I also got to thinking about some of the stuff about Marty’s mom, and it gets pretty ooky real fast. There’s the whole Biff molestation thing — the levity of which is one of the few things that hasn’t aged well. I also found it odd that the original timeline mom is so prudish around her kids, whereas new-timeline mom is so liberated. Is this just because she lives a more empowered life in general? Or did something that happened that Marty changed?
It’s a fair argument, but I just see those things as examples of changes made to a mutable timeline. There was a universe where Chuck Berry found inspiration elsewhere, and one where Marty was the inspiration. Same with Goldie Wilson.

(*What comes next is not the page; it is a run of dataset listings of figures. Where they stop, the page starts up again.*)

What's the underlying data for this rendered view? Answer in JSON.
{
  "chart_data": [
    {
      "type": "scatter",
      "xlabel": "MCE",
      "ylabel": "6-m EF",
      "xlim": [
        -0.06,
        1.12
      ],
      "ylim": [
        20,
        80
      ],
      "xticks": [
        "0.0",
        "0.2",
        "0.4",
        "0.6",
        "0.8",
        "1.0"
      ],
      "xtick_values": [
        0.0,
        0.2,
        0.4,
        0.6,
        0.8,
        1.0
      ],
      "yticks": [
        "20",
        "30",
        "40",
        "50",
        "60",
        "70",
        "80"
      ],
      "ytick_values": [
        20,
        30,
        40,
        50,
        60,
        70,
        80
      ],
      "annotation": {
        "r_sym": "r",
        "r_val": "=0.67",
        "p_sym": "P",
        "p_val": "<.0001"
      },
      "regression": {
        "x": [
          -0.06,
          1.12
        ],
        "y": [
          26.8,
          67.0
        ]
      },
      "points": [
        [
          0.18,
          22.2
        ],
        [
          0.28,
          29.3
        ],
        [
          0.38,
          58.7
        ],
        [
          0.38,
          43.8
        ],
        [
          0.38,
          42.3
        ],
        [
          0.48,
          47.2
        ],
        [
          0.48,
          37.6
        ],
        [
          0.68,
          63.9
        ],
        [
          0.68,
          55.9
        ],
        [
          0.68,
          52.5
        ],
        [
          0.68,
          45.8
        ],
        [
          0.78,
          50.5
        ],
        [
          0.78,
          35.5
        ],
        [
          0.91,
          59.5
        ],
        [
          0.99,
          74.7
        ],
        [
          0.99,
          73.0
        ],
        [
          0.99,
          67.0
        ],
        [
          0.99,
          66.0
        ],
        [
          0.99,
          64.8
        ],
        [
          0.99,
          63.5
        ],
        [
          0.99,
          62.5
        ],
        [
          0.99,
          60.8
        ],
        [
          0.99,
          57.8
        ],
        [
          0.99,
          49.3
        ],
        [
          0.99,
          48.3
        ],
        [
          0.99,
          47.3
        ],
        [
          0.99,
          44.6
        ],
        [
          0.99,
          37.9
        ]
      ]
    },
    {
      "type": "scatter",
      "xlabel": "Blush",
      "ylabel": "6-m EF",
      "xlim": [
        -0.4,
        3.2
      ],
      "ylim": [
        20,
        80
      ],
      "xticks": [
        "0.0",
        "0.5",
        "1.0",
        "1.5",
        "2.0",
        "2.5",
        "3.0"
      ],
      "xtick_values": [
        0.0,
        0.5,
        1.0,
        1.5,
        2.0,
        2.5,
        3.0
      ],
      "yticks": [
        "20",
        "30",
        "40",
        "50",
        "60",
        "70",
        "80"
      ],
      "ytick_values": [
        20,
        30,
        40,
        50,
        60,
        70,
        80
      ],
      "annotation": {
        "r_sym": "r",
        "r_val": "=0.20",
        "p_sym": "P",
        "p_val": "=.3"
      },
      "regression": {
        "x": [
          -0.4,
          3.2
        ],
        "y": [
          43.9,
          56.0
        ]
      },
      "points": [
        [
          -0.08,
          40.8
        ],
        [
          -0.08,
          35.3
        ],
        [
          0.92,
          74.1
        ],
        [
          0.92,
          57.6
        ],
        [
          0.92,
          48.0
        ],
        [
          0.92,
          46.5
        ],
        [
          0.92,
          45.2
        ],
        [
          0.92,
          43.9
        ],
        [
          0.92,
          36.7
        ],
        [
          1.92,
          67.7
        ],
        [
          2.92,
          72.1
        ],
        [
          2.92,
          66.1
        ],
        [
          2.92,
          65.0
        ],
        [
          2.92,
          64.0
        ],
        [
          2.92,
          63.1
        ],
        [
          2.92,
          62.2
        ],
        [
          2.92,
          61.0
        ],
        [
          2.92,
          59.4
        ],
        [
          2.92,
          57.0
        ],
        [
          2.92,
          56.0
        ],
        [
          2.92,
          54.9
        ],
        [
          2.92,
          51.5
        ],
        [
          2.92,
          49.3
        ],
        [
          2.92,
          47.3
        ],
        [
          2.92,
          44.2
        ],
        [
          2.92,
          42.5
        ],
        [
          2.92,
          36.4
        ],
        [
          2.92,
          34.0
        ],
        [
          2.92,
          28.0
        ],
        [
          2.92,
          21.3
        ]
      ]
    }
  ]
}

As for the mom’s personality, I guess this is an excuse for me to watch through the movies again. Previously I’d just thought of it in the context of a gag: The mom being stern and moralizing with her children vs. “Oh I’d love to park” in her youth just shows the “do as I say not as I do” aspect of parenting. But you’re right that in the “greatest timeline” shown at the end she’s totally different. Maybe Marty had something to do with it, or George’s bolder nature (which also traces to Marty’s actions).

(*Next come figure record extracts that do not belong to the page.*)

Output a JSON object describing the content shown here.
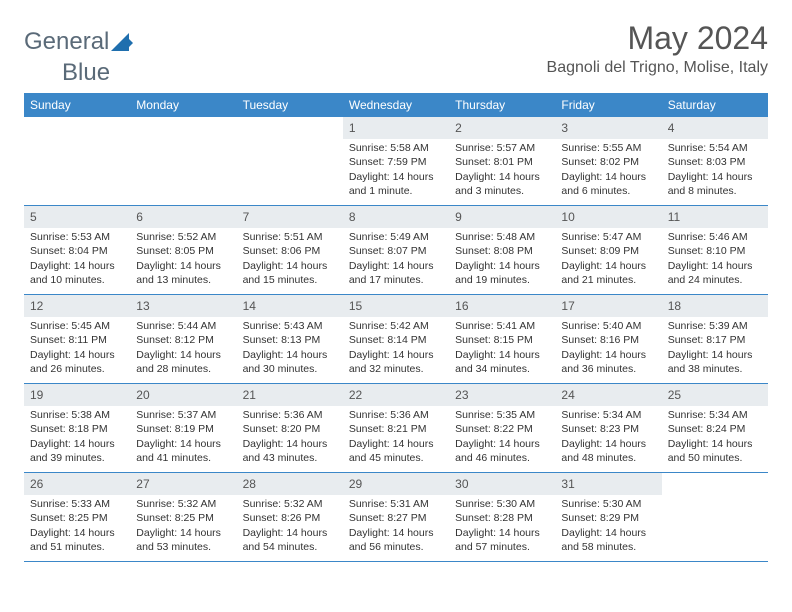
{
  "logo": {
    "word1": "General",
    "word2": "Blue"
  },
  "colors": {
    "header_bg": "#3b87c8",
    "daynum_bg": "#e8ecef",
    "logo_accent": "#1f6fae"
  },
  "title": "May 2024",
  "location": "Bagnoli del Trigno, Molise, Italy",
  "day_headers": [
    "Sunday",
    "Monday",
    "Tuesday",
    "Wednesday",
    "Thursday",
    "Friday",
    "Saturday"
  ],
  "weeks": [
    [
      {
        "empty": true
      },
      {
        "empty": true
      },
      {
        "empty": true
      },
      {
        "day": "1",
        "sunrise": "Sunrise: 5:58 AM",
        "sunset": "Sunset: 7:59 PM",
        "daylight": "Daylight: 14 hours and 1 minute."
      },
      {
        "day": "2",
        "sunrise": "Sunrise: 5:57 AM",
        "sunset": "Sunset: 8:01 PM",
        "daylight": "Daylight: 14 hours and 3 minutes."
      },
      {
        "day": "3",
        "sunrise": "Sunrise: 5:55 AM",
        "sunset": "Sunset: 8:02 PM",
        "daylight": "Daylight: 14 hours and 6 minutes."
      },
      {
        "day": "4",
        "sunrise": "Sunrise: 5:54 AM",
        "sunset": "Sunset: 8:03 PM",
        "daylight": "Daylight: 14 hours and 8 minutes."
      }
    ],
    [
      {
        "day": "5",
        "sunrise": "Sunrise: 5:53 AM",
        "sunset": "Sunset: 8:04 PM",
        "daylight": "Daylight: 14 hours and 10 minutes."
      },
      {
        "day": "6",
        "sunrise": "Sunrise: 5:52 AM",
        "sunset": "Sunset: 8:05 PM",
        "daylight": "Daylight: 14 hours and 13 minutes."
      },
      {
        "day": "7",
        "sunrise": "Sunrise: 5:51 AM",
        "sunset": "Sunset: 8:06 PM",
        "daylight": "Daylight: 14 hours and 15 minutes."
      },
      {
        "day": "8",
        "sunrise": "Sunrise: 5:49 AM",
        "sunset": "Sunset: 8:07 PM",
        "daylight": "Daylight: 14 hours and 17 minutes."
      },
      {
        "day": "9",
        "sunrise": "Sunrise: 5:48 AM",
        "sunset": "Sunset: 8:08 PM",
        "daylight": "Daylight: 14 hours and 19 minutes."
      },
      {
        "day": "10",
        "sunrise": "Sunrise: 5:47 AM",
        "sunset": "Sunset: 8:09 PM",
        "daylight": "Daylight: 14 hours and 21 minutes."
      },
      {
        "day": "11",
        "sunrise": "Sunrise: 5:46 AM",
        "sunset": "Sunset: 8:10 PM",
        "daylight": "Daylight: 14 hours and 24 minutes."
      }
    ],
    [
      {
        "day": "12",
        "sunrise": "Sunrise: 5:45 AM",
        "sunset": "Sunset: 8:11 PM",
        "daylight": "Daylight: 14 hours and 26 minutes."
      },
      {
        "day": "13",
        "sunrise": "Sunrise: 5:44 AM",
        "sunset": "Sunset: 8:12 PM",
        "daylight": "Daylight: 14 hours and 28 minutes."
      },
      {
        "day": "14",
        "sunrise": "Sunrise: 5:43 AM",
        "sunset": "Sunset: 8:13 PM",
        "daylight": "Daylight: 14 hours and 30 minutes."
      },
      {
        "day": "15",
        "sunrise": "Sunrise: 5:42 AM",
        "sunset": "Sunset: 8:14 PM",
        "daylight": "Daylight: 14 hours and 32 minutes."
      },
      {
        "day": "16",
        "sunrise": "Sunrise: 5:41 AM",
        "sunset": "Sunset: 8:15 PM",
        "daylight": "Daylight: 14 hours and 34 minutes."
      },
      {
        "day": "17",
        "sunrise": "Sunrise: 5:40 AM",
        "sunset": "Sunset: 8:16 PM",
        "daylight": "Daylight: 14 hours and 36 minutes."
      },
      {
        "day": "18",
        "sunrise": "Sunrise: 5:39 AM",
        "sunset": "Sunset: 8:17 PM",
        "daylight": "Daylight: 14 hours and 38 minutes."
      }
    ],
    [
      {
        "day": "19",
        "sunrise": "Sunrise: 5:38 AM",
        "sunset": "Sunset: 8:18 PM",
        "daylight": "Daylight: 14 hours and 39 minutes."
      },
      {
        "day": "20",
        "sunrise": "Sunrise: 5:37 AM",
        "sunset": "Sunset: 8:19 PM",
        "daylight": "Daylight: 14 hours and 41 minutes."
      },
      {
        "day": "21",
        "sunrise": "Sunrise: 5:36 AM",
        "sunset": "Sunset: 8:20 PM",
        "daylight": "Daylight: 14 hours and 43 minutes."
      },
      {
        "day": "22",
        "sunrise": "Sunrise: 5:36 AM",
        "sunset": "Sunset: 8:21 PM",
        "daylight": "Daylight: 14 hours and 45 minutes."
      },
      {
        "day": "23",
        "sunrise": "Sunrise: 5:35 AM",
        "sunset": "Sunset: 8:22 PM",
        "daylight": "Daylight: 14 hours and 46 minutes."
      },
      {
        "day": "24",
        "sunrise": "Sunrise: 5:34 AM",
        "sunset": "Sunset: 8:23 PM",
        "daylight": "Daylight: 14 hours and 48 minutes."
      },
      {
        "day": "25",
        "sunrise": "Sunrise: 5:34 AM",
        "sunset": "Sunset: 8:24 PM",
        "daylight": "Daylight: 14 hours and 50 minutes."
      }
    ],
    [
      {
        "day": "26",
        "sunrise": "Sunrise: 5:33 AM",
        "sunset": "Sunset: 8:25 PM",
        "daylight": "Daylight: 14 hours and 51 minutes."
      },
      {
        "day": "27",
        "sunrise": "Sunrise: 5:32 AM",
        "sunset": "Sunset: 8:25 PM",
        "daylight": "Daylight: 14 hours and 53 minutes."
      },
      {
        "day": "28",
        "sunrise": "Sunrise: 5:32 AM",
        "sunset": "Sunset: 8:26 PM",
        "daylight": "Daylight: 14 hours and 54 minutes."
      },
      {
        "day": "29",
        "sunrise": "Sunrise: 5:31 AM",
        "sunset": "Sunset: 8:27 PM",
        "daylight": "Daylight: 14 hours and 56 minutes."
      },
      {
        "day": "30",
        "sunrise": "Sunrise: 5:30 AM",
        "sunset": "Sunset: 8:28 PM",
        "daylight": "Daylight: 14 hours and 57 minutes."
      },
      {
        "day": "31",
        "sunrise": "Sunrise: 5:30 AM",
        "sunset": "Sunset: 8:29 PM",
        "daylight": "Daylight: 14 hours and 58 minutes."
      },
      {
        "empty": true
      }
    ]
  ]
}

Also yeah, I would still not keep creepy Biff around, even as a lowly car-polisher.
Also to restate something from the article, I’d be interested to know more about why Doc and Marty still became friends in the changed timeline.
I guess that’s the problem with mutable timelines – they become predestination timelines after one pass. if paradoxes are a problem, Doc’s going to have to now make sure important stuff happens the same way so that “best timeline” Marty still gets in a time machine and carries out his duties each iteration.
Another important question: the 1955 and 1985 dates (Oct. 26th and Nov. 5th) are both really close to Halloween, and yet we never see a single Halloween decoration. Not even in “scary” 1985. What gives? What even led them to pick those dates?
Final final thought: I’m glad I’m not the only one who periodically re-reads these posts. They were definitely the highlight of my 2013, and together with the Halloween posts of that year and the “Ten Things Brian Likes” posts from the following year stand as some of my favorite examples of my own writing. Certainly my most consistently prolific period of writing, if nothing else.